Ни обвинения, ни оправдания. Никогда.
На прощание мы обменялись с начальником полигона крепким рукопожатием. Солнце уже касалось горизонта. Как в детстве, оно садилось за лес. Картошка выкопана, ботва сметена в стожок — и сожжена. Сожжена. Вот такая теперь наша ботва.
— Спасибо вам.
— Да не за что. Привет Москве.
Он помолчал и фатовато спросил:
— Так не стреляться, говорите?
— Я бы подождал, — приняв его ернический тон, ответил я. Пожалуй, он единственно сейчас подходил, а то пришлось бы впадать в пафос, ненавистный всем дельным людям.
Начальник полигона глубоко вздохнул. Запрокинул голову так, что едва не потерял фуражку; в последний момент поймав ее на затылке, с минуту смотрел в предвечернее небо. В прозрачную зовущую глубину, которой было еще так невообразимо много над летающими высоко-высоко стрижами.
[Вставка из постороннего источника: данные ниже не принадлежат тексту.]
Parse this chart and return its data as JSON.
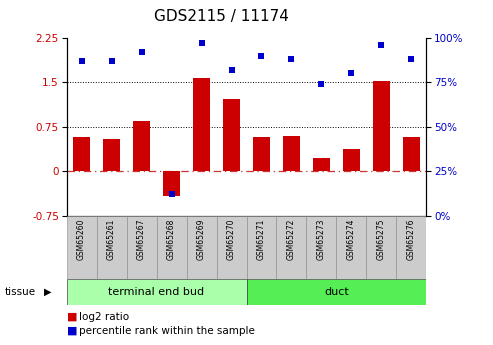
{
  "title": "GDS2115 / 11174",
  "samples": [
    "GSM65260",
    "GSM65261",
    "GSM65267",
    "GSM65268",
    "GSM65269",
    "GSM65270",
    "GSM65271",
    "GSM65272",
    "GSM65273",
    "GSM65274",
    "GSM65275",
    "GSM65276"
  ],
  "log2_ratio": [
    0.58,
    0.55,
    0.85,
    -0.42,
    1.58,
    1.22,
    0.58,
    0.6,
    0.22,
    0.38,
    1.52,
    0.58
  ],
  "percentile_rank": [
    87,
    87,
    92,
    12,
    97,
    82,
    90,
    88,
    74,
    80,
    96,
    88
  ],
  "groups": [
    {
      "label": "terminal end bud",
      "start": 0,
      "end": 6,
      "color": "#aaffaa"
    },
    {
      "label": "duct",
      "start": 6,
      "end": 12,
      "color": "#55ee55"
    }
  ],
  "ylim_left": [
    -0.75,
    2.25
  ],
  "ylim_right": [
    0,
    100
  ],
  "yticks_left": [
    -0.75,
    0,
    0.75,
    1.5,
    2.25
  ],
  "yticks_right": [
    0,
    25,
    50,
    75,
    100
  ],
  "bar_color": "#cc0000",
  "dot_color": "#0000cc",
  "zero_line_color": "#cc3333",
  "tissue_label": "tissue",
  "legend_bar": "log2 ratio",
  "legend_dot": "percentile rank within the sample",
  "title_fontsize": 11,
  "tick_fontsize": 7.5,
  "sample_fontsize": 5.5,
  "group_fontsize": 8,
  "legend_fontsize": 7.5
}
Потом сказал с болью:
— Прощай.
— Стратосфера никуда не денется, — поняв, сказал я.
— А мы?
Я в ответ только сжал его локоть.
— Думали до войны успеть, — негромко признался он. Помолчал. — А теперь не знаю…
Долго мы смотрели в небо оба. Каждый видел свое.
Домой я вернулся около десяти вечера во вторник. Успел.
Сережка к этому времени уже проспался и протрезвел, но ему все еще было нехорошо. После алкогольного удара всегда тоска, а тут еще и впрямь тоска. Когда я вошел к нему, он лежал в майке и трусах на кровати, закинув за голову руки, и смотрел в потолок. На звук открываемой двери он лишь слегка повернул голову.
— Привет, пап, — негромко сказал он.
— Привет, сын. Живой?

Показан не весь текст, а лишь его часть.